Editorial: Sessions takes step backward on weed



U.S. Attorney General Jeff Sessions testifies during a hearing before the House Judiciary Committee Nov. 14, 2017 in Washington, D.C. (Olivier Douliery/Abaca Press/TNS)

It’s no secret President Trump’s attorney general has a strong antiquated streak — even his full name, Jefferson Beauregard Sessions III, conjures up images of Confederate generals and “Gone with the Wind.”
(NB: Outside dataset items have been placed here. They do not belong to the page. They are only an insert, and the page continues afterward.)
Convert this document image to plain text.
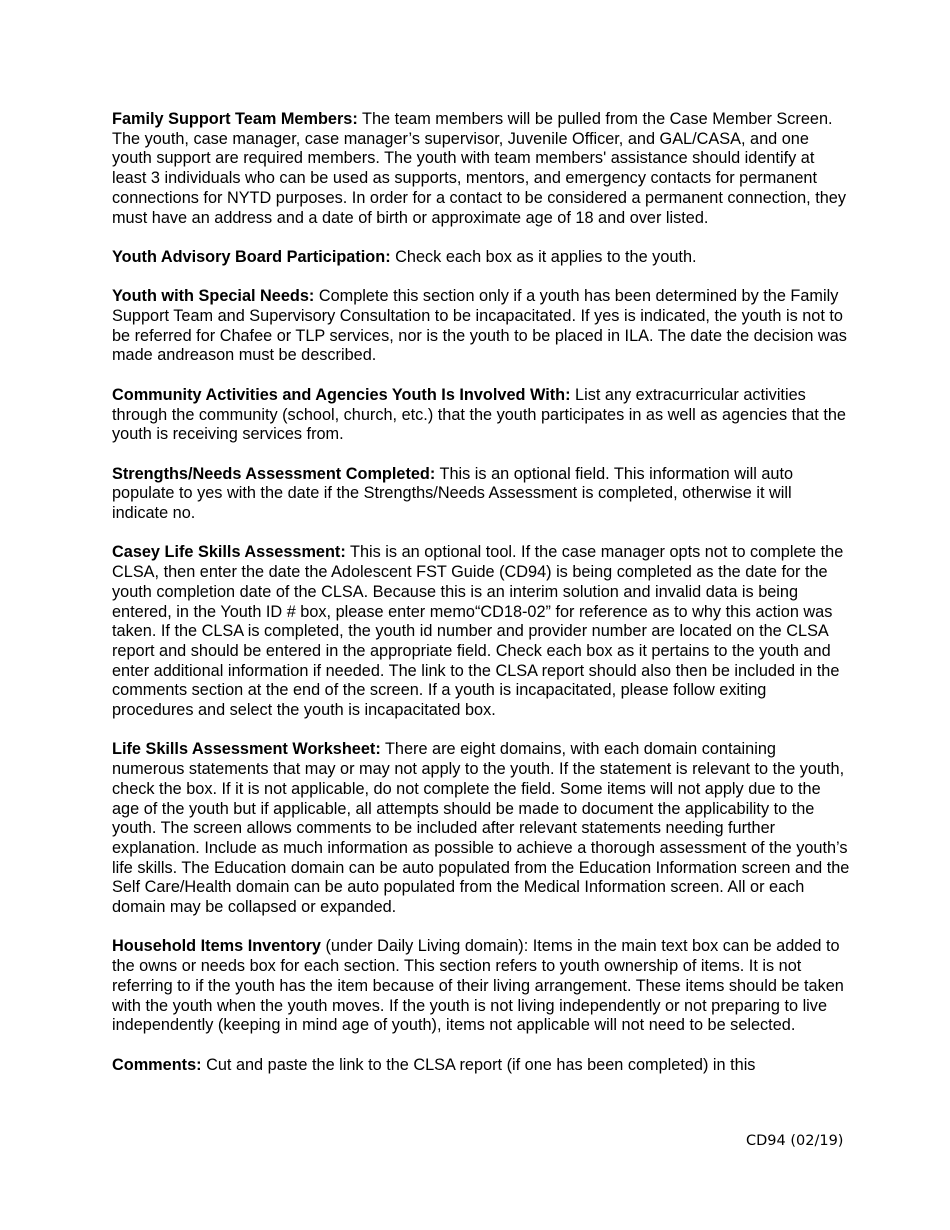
Family Support Team Members: The team members will be pulled from the Case Member Screen. The youth, case manager, case manager’s supervisor, Juvenile Officer, and GAL/CASA, and one youth support are required members. The youth with team members' assistance should identify at least 3 individuals who can be used as supports, mentors, and emergency contacts for permanent connections for NYTD purposes. In order for a contact to be considered a permanent connection, they must have an address and a date of birth or approximate age of 18 and over listed.

Youth Advisory Board Participation: Check each box as it applies to the youth.

Youth with Special Needs: Complete this section only if a youth has been determined by the Family Support Team and Supervisory Consultation to be incapacitated. If yes is indicated, the youth is not to be referred for Chafee or TLP services, nor is the youth to be placed in ILA. The date the decision was made andreason must be described.

Community Activities and Agencies Youth Is Involved With: List any extracurricular activities through the community (school, church, etc.) that the youth participates in as well as agencies that the youth is receiving services from.

Strengths/Needs Assessment Completed: This is an optional field. This information will auto populate to yes with the date if the Strengths/Needs Assessment is completed, otherwise it will indicate no.

Casey Life Skills Assessment: This is an optional tool. If the case manager opts not to complete the CLSA, then enter the date the Adolescent FST Guide (CD94) is being completed as the date for the youth completion date of the CLSA. Because this is an interim solution and invalid data is being entered, in the Youth ID # box, please enter memo“CD18-02” for reference as to why this action was taken. If the CLSA is completed, the youth id number and provider number are located on the CLSA report and should be entered in the appropriate field. Check each box as it pertains to the youth and enter additional information if needed. The link to the CLSA report should also then be included in the comments section at the end of the screen. If a youth is incapacitated, please follow exiting procedures and select the youth is incapacitated box.

Life Skills Assessment Worksheet: There are eight domains, with each domain containing numerous statements that may or may not apply to the youth. If the statement is relevant to the youth, check the box. If it is not applicable, do not complete the field. Some items will not apply due to the age of the youth but if applicable, all attempts should be made to document the applicability to the youth. The screen allows comments to be included after relevant statements needing further explanation. Include as much information as possible to achieve a thorough assessment of the youth’s life skills. The Education domain can be auto populated from the Education Information screen and the Self Care/Health domain can be auto populated from the Medical Information screen. All or each domain may be collapsed or expanded.

Household Items Inventory (under Daily Living domain): Items in the main text box can be added to the owns or needs box for each section. This section refers to youth ownership of items. It is not referring to if the youth has the item because of their living arrangement. These items should be taken with the youth when the youth moves. If the youth is not living independently or not preparing to live independently (keeping in mind age of youth), items not applicable will not need to be selected.

Comments: Cut and paste the link to the CLSA report (if one has been completed) in this

CD94 (02/19)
As for policy choices, Sessions’ memo last Thursday — which ended federal tolerance for state laws legalizing the medical and recreational use of marijuana — was about as outdated as they come. The decision contradicted an Obama-era policy that directed Department of Justice attorneys to de-prioritize marijuana cases in states that had already legalized the substance.

As cannabis becomes more and more a part of normal life in the United States, both Sessions’ memo and the fact that the drug is still illegal under federal law appear more and more out of touch with reality. The rash move to resume federal prosecutions against people and businesses connected to marijuana flies in the face of business sense, personal freedom, states’ rights and Trump’s campaign promises — all of which Sessions’ party purports to represent.

Weed in America has become a boom industry for the private sector and a tax boon for governments over the past several years, as it has rapidly won legal status in states across the country. In the 29 states that have already legalized cannabis in some form or another, stretching from Alaska to Maine, projected tax revenues from 2017 equalled nearly $1.8 billion, according to an economic report from New Frontier Data. The industry came in at a total sales value of nearly $7 billion, according to another report from Arcview Market Research, the year before.

Neither Sessions nor any other prominent figure in the Trump administration has put forward a plan to replace the revenue states and their industries will lose because of reinvigorated enforcement of ancient federal statutes. Moreover, the president himself has verbally committed himself multiple times in the past to weed policies that diametrically oppose his attorney general’s actions.

“I think it certainly has to be a state — I have not smoked it — it’s got to be a state decision,” Trump said March 8, 2016, in an interview with a Michigan radio station. “I do like it, you know, from a medical standpoint.”

While it’s been shown over and over that Trump’s word is virtually meaningless, it’s still surprising that Sessions would break a promise Trump made that other Republicans were counting on him to keep. In Washington, D.C., GOP senators from states with legal weed, like Cory Gardner, R-Colo., and Lisa Murkowski, R-Alaska, condemned the attorney general’s decision, moving to retaliate.

Even among the Republican base, Sessions’ action is unlikely to get majority approval. A Gallup poll conducted in October showed a record-high level of support for the drug’s legalization among all Americans — including Republicans, who were 51 percent in favor of some form of legalization.

Sessions failed to represent business interests, states’ rights, the president’s promises or even the will of his party last week by putting an end to federal tolerance for state drug laws. It’s hard to discern, then, what exactly motivated the attorney general to action — other than sheer ignorance born of and perpetuating fearmongering. And that’s the last thing we should be basing policy on.